Non sapendo ancora come mettere la parola fine, Ada prendeva tempo evitandolo e nel mentre cercava di spegnere il fuoco della sua lussuria con sessioni sempre più assidue di masturbazione, sempre più spesso spiando i rudi incontri fra la madre ed il contadino.

 

Fu di nuovo il destino, o forse Eros, a dare una svolta alla sua vita.

 

Era inginocchiata dietro il fenile, nel medesimo punto dove spiava il nonno a suo tempo, il vestito tirato su alla vita, le mutandine abbassate alle caviglie.

 

Una mano a stuzzicarsi il clitoride e l’altra ad aprirsi il culetto, con il volto premuto alla parete osservava la madre sottoposta ad una violenta missionaria. Antonio le stava pompando il nerboruto uccello nella passera, pistonandola senza sosta. Le lingue intrecciate, alle orecchie di Ada arrivavano solo gli ansiti dei due misti al ciaff ciaff dei testicoli che sbattevano sulle terga materne e al rumore della paglia smossa.

Non si accorse dell’ombra alle sue spalle, finché non sentì una mano sulla bocca. Un’altra mano, grossa e maschile come la prima, le aveva afferrato saldamente ma senza cattiveria il braccio destro, fermando il ditale anale che si stava somministrando.

Un alito caldo e profumato di menta al suo orecchio: “Shh…”. Una scia di baci dall’orecchio al collo e la ragazza, con la mente annebbiata dalla voglia ed ancora preda della sorpresa, smise di divincolarsi e sì lasciò fare.

 

 Il braccio le venne liberato ed una mano sui reni la spinse gentilmente a quattro zampe. Qualcosa di caldo e duro si poggiò sul suo sederino, e Ada come un automa rilassò i muscoli pronta a riceverlo.

 

Un cazzo, il primo dopo anni, si fece strada nelle sue budella.

Il suo amante sconosciuto le arrivò fino in fondo con un'unica lenta spinta, una mano sempre a tapparle la bocca, mentre con l’altra le prese un fianco. La giovane sentì le palle poggiarsi sulle natiche ma fu solo un attimo. L’uomo, chiunque fosse, si fece indietro per poi invaderla di nuovo di scatto. E così altre due o tre volte finché il canale posteriore della ragazza non si adattò alle sue dimensioni, allora diede il via ad una rapida e profonda inculata.

 

Ada godeva sotto quei colpi, sentiva la fica aperta e gocciolante mentre a bocca aperta ansimava sulla mano che attutiva i suoi ansiti.

Il culetto pieno di cazzo, dopo così tanto! Finalmente aveva ritrovato ciò che le era mancato a lungo. Lungi dal ribellarsi in alcun modo prese a leccare quelle dita sconosciute in segno di ringraziamento, impossibilitata a far altro. Il suo uomo, perché nella mente era così che lo percepiva, con la sua presa salda la teneva ferma mentre le scardinava l’ano con forza.

Lo sguardo perso le cadde di nuovo sulla scienza nel fienile, per un istante la paura di essere scoperta.

Nessun pericolo.

La madre era prona a sua volta e, a giudicare dagli urletti che emetteva, doveva essere nella sua stessa situazione: Sotto un maschio e con un grosso pisello che le pistonava l’intestino.

Fu quel pensiero a mandarla oltre il limite, raggiungendo un violento orgasmo. La fichetta che spruzzava umori contraendosi, un urlo muto ad occhi sgranati. Un gemito alle sue spalle a sancire la resa del suo inculatore che, con il membro strizzato dal suo pulsante retto, la riempì.

 

Lo sconosciuto le rimase dentro, come a godersi le ultime contrazioni.

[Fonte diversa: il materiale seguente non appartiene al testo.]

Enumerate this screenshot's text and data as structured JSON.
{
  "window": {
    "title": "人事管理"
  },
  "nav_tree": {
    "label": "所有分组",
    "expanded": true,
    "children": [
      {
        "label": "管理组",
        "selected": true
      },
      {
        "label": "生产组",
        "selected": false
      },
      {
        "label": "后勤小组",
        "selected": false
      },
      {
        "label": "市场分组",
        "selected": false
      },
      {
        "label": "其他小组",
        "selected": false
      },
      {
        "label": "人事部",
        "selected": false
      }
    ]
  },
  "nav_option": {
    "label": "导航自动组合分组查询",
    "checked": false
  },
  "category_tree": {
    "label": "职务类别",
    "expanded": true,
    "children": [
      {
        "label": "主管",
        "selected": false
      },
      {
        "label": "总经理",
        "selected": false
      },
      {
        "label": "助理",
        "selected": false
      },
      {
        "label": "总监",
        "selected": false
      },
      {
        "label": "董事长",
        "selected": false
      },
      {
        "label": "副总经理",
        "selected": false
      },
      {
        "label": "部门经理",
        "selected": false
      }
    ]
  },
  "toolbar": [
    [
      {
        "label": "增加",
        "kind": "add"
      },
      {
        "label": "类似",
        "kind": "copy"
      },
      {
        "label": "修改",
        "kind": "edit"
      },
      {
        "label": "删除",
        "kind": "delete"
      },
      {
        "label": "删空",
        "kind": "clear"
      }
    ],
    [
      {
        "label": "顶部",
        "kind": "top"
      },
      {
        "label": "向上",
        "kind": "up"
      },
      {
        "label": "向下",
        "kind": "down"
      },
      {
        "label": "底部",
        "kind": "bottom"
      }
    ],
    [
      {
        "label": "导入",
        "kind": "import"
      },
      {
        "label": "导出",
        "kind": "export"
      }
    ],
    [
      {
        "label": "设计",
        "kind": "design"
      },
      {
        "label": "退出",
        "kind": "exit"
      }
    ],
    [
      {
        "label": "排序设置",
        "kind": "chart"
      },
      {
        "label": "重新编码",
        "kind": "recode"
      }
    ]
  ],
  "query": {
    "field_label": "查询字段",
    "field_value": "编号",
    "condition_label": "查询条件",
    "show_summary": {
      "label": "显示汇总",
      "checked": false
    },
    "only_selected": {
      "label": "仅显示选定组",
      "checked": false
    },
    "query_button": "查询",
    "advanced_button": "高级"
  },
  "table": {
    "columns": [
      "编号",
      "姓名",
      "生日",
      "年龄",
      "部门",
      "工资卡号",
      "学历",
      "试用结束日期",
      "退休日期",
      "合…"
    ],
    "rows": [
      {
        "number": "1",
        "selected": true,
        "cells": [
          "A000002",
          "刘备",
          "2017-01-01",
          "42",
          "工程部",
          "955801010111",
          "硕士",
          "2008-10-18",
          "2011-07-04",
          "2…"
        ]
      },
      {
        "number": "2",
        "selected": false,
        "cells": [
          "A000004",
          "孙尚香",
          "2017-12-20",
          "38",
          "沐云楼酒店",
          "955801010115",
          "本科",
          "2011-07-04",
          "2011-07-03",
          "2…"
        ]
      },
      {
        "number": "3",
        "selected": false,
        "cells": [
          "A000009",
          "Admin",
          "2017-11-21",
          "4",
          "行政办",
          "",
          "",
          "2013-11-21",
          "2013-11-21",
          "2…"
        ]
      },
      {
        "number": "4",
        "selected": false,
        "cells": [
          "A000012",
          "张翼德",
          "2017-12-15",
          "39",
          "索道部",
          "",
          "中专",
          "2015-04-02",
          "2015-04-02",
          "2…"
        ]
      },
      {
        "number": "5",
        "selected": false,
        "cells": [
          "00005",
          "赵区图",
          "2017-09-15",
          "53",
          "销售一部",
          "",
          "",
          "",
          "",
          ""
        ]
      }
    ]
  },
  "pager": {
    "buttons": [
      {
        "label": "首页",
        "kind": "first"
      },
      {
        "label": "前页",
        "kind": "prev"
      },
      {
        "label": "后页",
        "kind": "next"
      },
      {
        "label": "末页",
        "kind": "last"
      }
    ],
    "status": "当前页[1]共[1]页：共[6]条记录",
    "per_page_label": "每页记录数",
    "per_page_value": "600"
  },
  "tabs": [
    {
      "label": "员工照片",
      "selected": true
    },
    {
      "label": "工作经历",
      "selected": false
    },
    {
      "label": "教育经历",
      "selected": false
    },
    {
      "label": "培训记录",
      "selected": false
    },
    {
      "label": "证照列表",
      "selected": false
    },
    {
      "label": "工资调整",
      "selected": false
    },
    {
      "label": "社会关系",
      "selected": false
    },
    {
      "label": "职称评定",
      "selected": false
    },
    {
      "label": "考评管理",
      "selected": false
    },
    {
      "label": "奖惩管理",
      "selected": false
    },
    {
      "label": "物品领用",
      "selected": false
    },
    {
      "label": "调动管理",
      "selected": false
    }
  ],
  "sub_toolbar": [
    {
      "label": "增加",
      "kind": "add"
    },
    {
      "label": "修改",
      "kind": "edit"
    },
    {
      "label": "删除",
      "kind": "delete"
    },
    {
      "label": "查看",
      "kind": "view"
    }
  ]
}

Scivolò poi fuori naturalmente e, così come era venuto, si rialzò andandosene silenziosamente, lasciando una Ada stravolta e senza fiato, il volto appoggiato alle braccia, il culetto che eruttava sborra.

 

Quando riuscì a rialzare il capo, la prima cosa che fece fu controllare la situazione nel fienile. Era vuoto. Dovevano aver finito anche la madre ed Antonio. Un miracolo che non l’avessero scoperta.

 

Ripresasi abbastanza da ricomporsi, andò verso casa e dritta in bagno, la mamma non era in vista, dove si spogliò aspettando che si riempisse la vasca.

 

Lo specchio a muro le rimandò la propria immagine. Una ninfa dai capelli neri e la pelle lattea, sazia e soddisfatta. Una mano fra le chiappette, un dito ad accarezzare l’ano tumefatto che le mandò un brivido lungo la schiena. Portò il dito alle labbra e assaporando quel dolce gusto, si guardò nuovamente allo specchio. Sorrise.

 

 

 

Passarono circa due settimane. La ragazza continuava con la sua solita routine: uscire con le amiche, aiutare in fattoria, evitare gli approcci di Piero, e sfondarsi i buchini mentre spiava la madre che continuava a scopare allegramente, nella segreta speranza che il suo amante misterioso si rifacesse vivo. Non accadde.

 

Alla fine, fu proprio grazie a Piero, anche se indirettamente, che ebbe modo d’incontrare il suo scopatore dalla scintillante armatura!

 

Il ragazzo, stanco dei suoi rifiuti, era riuscito a metterla all’angolo un tardo pomeriggio trovandola sola di rientro dalla piazza. Il suo piano era semplice, voleva “comprometterla” per costringerla a sposarlo.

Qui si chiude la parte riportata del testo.